Pero esta curiosa expresión de la «imagen intelectual» admite otros significados posibles si la extraemos completamente de su contexto: hay, por ejemplo, mapas que son a la vez pictóricos y cognitivos, pero en un sentido muy diferente al de las abstracciones visuales de la fotografía. Este nuevo enfoque nos conducirá hasta mis últimas reflexiones sobre la interpretación, y a interpretaciones alternativas a la interpretación moderna que ya hemos discutido y rechazado. En sus libros recientes sobre el cine, Gilles Deleuze argumenta que el cine es una forma de pensar, esto es, que es también una forma de hacer filosofía pero en términos puramente fílmicos: su filosofar concreto nada tiene que ver con el modo en que una película podría ilustrar un concepto filosófico, porque los conceptos filosóficos del cine son, precisamente, conceptos cinematográficos, y no ideacionales o lingüísticos. En términos similares, quisiera sostener que el espacio arquitectónico es también una manera de pensar y filosofar, de intentar resolver problemas filosóficos o cognitivos. Sin duda, todo el mundo está de acuerdo en que la arquitectura es un modo de resolver problemas arquitectónicos, al igual que la novela es una manera de resolver problemas narrativos y la pintura una manera de resolver problemas visuales. Presupondremos que ese nivel de la historia de cada arte es un conjunto de problemas y soluciones, para plantear, más allá de esto, un tipo muy diferente de perplejidad u objeto de pensamiento (o pensée sauvage).

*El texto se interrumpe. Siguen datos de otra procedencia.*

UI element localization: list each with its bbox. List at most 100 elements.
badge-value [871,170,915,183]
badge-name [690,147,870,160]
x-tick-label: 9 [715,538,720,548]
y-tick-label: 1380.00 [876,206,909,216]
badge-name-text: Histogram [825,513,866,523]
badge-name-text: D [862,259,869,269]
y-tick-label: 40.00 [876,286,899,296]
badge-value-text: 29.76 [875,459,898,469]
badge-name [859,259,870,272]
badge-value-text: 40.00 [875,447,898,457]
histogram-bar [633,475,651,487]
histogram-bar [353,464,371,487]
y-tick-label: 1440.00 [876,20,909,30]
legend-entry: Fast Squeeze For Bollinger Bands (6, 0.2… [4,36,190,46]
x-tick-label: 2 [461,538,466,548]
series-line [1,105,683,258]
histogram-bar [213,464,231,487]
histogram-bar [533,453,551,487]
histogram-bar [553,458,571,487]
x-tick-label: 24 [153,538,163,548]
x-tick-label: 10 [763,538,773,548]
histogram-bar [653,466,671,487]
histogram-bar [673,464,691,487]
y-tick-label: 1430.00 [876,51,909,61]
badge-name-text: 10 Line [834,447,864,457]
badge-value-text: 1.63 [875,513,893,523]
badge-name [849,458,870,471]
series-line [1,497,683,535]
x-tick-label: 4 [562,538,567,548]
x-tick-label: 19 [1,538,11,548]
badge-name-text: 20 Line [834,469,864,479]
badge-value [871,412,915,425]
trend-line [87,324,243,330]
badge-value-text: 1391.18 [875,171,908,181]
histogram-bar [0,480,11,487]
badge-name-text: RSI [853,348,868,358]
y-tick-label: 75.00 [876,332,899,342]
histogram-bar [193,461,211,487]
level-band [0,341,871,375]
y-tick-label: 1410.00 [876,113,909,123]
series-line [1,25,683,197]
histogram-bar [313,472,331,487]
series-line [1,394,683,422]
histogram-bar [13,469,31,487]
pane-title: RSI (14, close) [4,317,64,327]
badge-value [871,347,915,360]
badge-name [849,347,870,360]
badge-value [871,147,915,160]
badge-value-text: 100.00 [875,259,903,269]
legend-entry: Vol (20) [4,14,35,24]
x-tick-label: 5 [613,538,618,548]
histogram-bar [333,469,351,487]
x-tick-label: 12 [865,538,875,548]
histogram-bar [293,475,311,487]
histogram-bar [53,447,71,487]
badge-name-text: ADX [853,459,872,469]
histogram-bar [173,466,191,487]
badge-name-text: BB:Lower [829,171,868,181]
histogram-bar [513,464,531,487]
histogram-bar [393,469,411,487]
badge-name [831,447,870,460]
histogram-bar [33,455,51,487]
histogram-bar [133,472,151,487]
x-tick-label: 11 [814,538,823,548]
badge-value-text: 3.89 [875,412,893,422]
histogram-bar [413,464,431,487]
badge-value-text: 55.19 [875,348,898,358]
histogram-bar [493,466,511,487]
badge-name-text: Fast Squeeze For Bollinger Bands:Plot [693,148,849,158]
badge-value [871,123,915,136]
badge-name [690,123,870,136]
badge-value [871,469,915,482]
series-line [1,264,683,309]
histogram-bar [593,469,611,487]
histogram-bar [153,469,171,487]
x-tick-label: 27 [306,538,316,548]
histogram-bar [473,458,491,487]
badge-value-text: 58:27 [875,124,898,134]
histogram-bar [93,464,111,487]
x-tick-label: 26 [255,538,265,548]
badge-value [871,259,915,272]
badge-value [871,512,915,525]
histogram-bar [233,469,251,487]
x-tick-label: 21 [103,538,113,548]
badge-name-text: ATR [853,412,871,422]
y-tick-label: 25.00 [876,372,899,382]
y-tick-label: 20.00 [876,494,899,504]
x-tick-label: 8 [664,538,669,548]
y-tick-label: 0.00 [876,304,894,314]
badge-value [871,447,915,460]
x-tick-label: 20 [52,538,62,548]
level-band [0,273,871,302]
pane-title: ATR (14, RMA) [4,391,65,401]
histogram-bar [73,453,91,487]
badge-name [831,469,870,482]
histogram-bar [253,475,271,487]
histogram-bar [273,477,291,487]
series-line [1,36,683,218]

Pero esta transcodificación alegórica todavía debe comenzar con el espacio; porque si la casa de Gehry es la meditación sobre un problema, ese problema debe ser en un principio un problema espacial, o al menos susceptible de formularse y encarnarse en términos propiamente espaciales. De hecho, ya hemos desarrollado los elementos para aportar una explicación a este problema: de algún modo, implicará la inconmensurabilidad entre el espacio de la habitación tradicional y las viviendas uniformes, por un lado, y aquel otro espacio señalado por la pared corrugada y el cubo en declive, por otro. ¿A qué tipo de problema podría corresponder esta tensión e inconmensurabilidad? ¿Cómo podemos inventar una mediación que permita reescribir, con lenguajes y códigos no arquitectónicos, el lenguaje espacial que utilizamos para describir esta contradicción puramente arquitectónica?

Macrae-Gibson, como sabemos, quiere inscribir el cubo inclinado dentro de la tradición de la modernidad utópica y mística, concretamente en Malevich. Esta lectura nos obligaría a reescribir la contradicción fundamental de la casa en términos de una contradicción entre la vida norteamericana tradicional y el utopismo moderno. Considerémoslo más de cerca:

Lo que parece un cubo difícilmente podría ser más engañoso. La superficie aplastada contra el plano de la pared exterior es rectangular más que cuadrada, y la cara trasera del cubo se ha empujado a un lado y recortado hacia arriba, de modo que ningún elemento del encuadre forma un ángulo recto con otro, excepto en el cristal frontal. Como resultado, mientras que los paneles de cristal del plano frontal pueden ser rectangulares, los de las restantes caras son todos paralelogramos[20].

Podemos retener de esta descripción la sensación de que un espacio existe a la vez en dos dimensiones distintas; en una lleva una existencia rectangular, mientras que en ese otro mundo simultáneo y sin relación alguna se trata de un paralelogramo. No cabe siquiera pensar en unir ambos mundos, o espacios, o fusionarlos en una síntesis orgánica; como mucho, la extraña figura encarna la tarea imposible de esta representación, indicando todo el rato su imposibilidad (y, por tanto, quizás en un curioso nivel de segundo orden lo represente todo de una vez).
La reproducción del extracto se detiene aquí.